Depuis lors, qu’est-ce que cette génération a pu réaliser en termes de palmarès dans les deux disciplines ?
On peut dire que nous sommes présents partout au niveau national. En 2010, on a remporté la Coupe d’Afrique au Sénégal. En 2012 et 2015, l’équipe nationale a été encore championne d’Afrique. En 2016, nous sommes allés au Bénin où nous avions obtenu 33 médailles. Dans plusieurs disciplines, nous avons eu des champions. En 2017, nous avons fait notre première sortie à l’international en Chine. Ce qui a permis à Awa Baldé du club Accro Roller et à Dame Fall de Maestro Roller de gagner le championnat du monde en free jump. Avant leur sacre, Robert Diouf a été notre premier champion d’Afrique, un garçon très discipliné qui avait déjà ouvert la voie. Dernièrement, nous avons eu un autre champion du monde en la personne de Jean Pierre Ngor Sarr. Actuellement, nous avons été cinq fois champions du monde en battant des records. En 2017, lorsque le comité de gestion des sports de glisse a éclaté, nous avons créé la Fédération de roller-skateboard et j’ai été élue pour la première fois présidente. Cette année encore, je compte me représenter pour un cinquième mandat afin de continuer l’aventure.
Quelles sont les disciplines du roller et du skateboard, qui se développent le plus au Sénégal?

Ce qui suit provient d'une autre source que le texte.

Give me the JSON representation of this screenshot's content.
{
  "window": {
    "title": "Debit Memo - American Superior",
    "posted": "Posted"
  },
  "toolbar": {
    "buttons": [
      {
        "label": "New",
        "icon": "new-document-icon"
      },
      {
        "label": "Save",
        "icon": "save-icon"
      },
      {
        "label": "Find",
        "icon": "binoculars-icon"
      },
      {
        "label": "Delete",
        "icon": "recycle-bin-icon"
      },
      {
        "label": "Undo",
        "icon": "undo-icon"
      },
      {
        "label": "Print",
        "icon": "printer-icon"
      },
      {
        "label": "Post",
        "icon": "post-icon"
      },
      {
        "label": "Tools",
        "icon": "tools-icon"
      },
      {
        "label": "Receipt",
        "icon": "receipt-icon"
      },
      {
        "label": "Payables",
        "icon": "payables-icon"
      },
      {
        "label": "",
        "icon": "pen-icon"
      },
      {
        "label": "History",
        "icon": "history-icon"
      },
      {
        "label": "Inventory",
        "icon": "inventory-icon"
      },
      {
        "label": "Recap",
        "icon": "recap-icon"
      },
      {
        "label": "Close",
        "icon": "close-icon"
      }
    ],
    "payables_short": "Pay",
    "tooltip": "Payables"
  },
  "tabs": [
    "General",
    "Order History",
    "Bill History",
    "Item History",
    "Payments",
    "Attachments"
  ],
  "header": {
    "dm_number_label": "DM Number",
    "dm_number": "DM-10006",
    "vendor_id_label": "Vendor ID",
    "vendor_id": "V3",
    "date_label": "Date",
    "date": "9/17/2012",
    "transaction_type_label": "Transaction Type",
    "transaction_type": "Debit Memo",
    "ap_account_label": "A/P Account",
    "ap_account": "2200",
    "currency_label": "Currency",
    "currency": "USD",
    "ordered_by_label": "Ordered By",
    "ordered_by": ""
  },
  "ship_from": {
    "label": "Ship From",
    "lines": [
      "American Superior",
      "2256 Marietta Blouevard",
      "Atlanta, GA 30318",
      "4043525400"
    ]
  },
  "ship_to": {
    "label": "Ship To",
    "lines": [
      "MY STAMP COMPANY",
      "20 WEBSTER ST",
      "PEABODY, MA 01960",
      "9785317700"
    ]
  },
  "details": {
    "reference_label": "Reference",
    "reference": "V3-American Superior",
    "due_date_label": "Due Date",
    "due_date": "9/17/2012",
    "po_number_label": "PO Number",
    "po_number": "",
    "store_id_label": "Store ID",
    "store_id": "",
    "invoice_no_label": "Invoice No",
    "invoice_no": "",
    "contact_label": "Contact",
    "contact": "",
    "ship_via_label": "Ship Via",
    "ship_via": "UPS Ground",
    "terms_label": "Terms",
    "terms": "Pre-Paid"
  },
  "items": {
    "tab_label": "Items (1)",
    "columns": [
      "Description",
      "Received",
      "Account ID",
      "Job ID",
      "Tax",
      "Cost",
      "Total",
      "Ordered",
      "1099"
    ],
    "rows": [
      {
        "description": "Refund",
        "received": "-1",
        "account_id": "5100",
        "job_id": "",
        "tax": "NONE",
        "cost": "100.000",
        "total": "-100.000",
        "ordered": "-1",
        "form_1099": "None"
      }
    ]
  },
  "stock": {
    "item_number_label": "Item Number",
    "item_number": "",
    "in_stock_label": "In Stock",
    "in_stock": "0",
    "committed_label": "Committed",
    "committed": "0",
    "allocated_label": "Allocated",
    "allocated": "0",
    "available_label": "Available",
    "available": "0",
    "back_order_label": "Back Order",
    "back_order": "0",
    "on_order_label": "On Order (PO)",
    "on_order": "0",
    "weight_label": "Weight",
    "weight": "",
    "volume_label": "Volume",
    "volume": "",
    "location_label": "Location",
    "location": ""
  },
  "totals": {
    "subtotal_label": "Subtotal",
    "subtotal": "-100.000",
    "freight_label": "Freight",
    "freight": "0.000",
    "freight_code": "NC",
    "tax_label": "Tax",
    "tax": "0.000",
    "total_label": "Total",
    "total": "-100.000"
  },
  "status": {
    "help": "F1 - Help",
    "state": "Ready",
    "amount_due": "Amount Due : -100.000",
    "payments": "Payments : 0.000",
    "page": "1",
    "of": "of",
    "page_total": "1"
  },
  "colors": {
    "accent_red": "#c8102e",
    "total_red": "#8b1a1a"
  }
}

Le free jump est un peu plus développé au Sénégal. Même si le Sénégal est vice-champion de handball roller depuis l’année dernière, il y a encore des choses à améliorer. Faire du roll-ball, c’est comme faire du handball, mais la différence c’est qu’on le pratique en portant des patins. Dans la même veine, cela fait dix ans qu’on exerce le football skating qui, comme son nom l’indique, veut dire faire du football avec des patins. Pour notre première participation aux championnats du monde de Turquie organisés du 20 au 26 novembre 2024, nous avons pu nous hisser jusqu’en demi-finale. Pour le moment, il y a des disciplines nouvelles que nous ne pouvons pas encore intégrer dans nos programmes. Par exemple, nous ne pouvons pas pratiquer le hockey sur glace, parce qu’on ne possède pas une salle adéquate pour pouvoir le faire. Nous tendons la main aux autorités pour qu’elles nous appuient davantage.
Comment préparez-vous les Jeux olympiques de la jeunesse « Dakar 2026 » ?
Nous sommes en phase de préparation avec les juniors qui doivent participer. C’est notre pays qui organise. C’est l’Afrique qui organise, nous allons nous donner à fond. Les skateurs se préparent intensément. Nous voulons remporter beaucoup de médailles durant ces Jeux olympiques en catégorie juniors.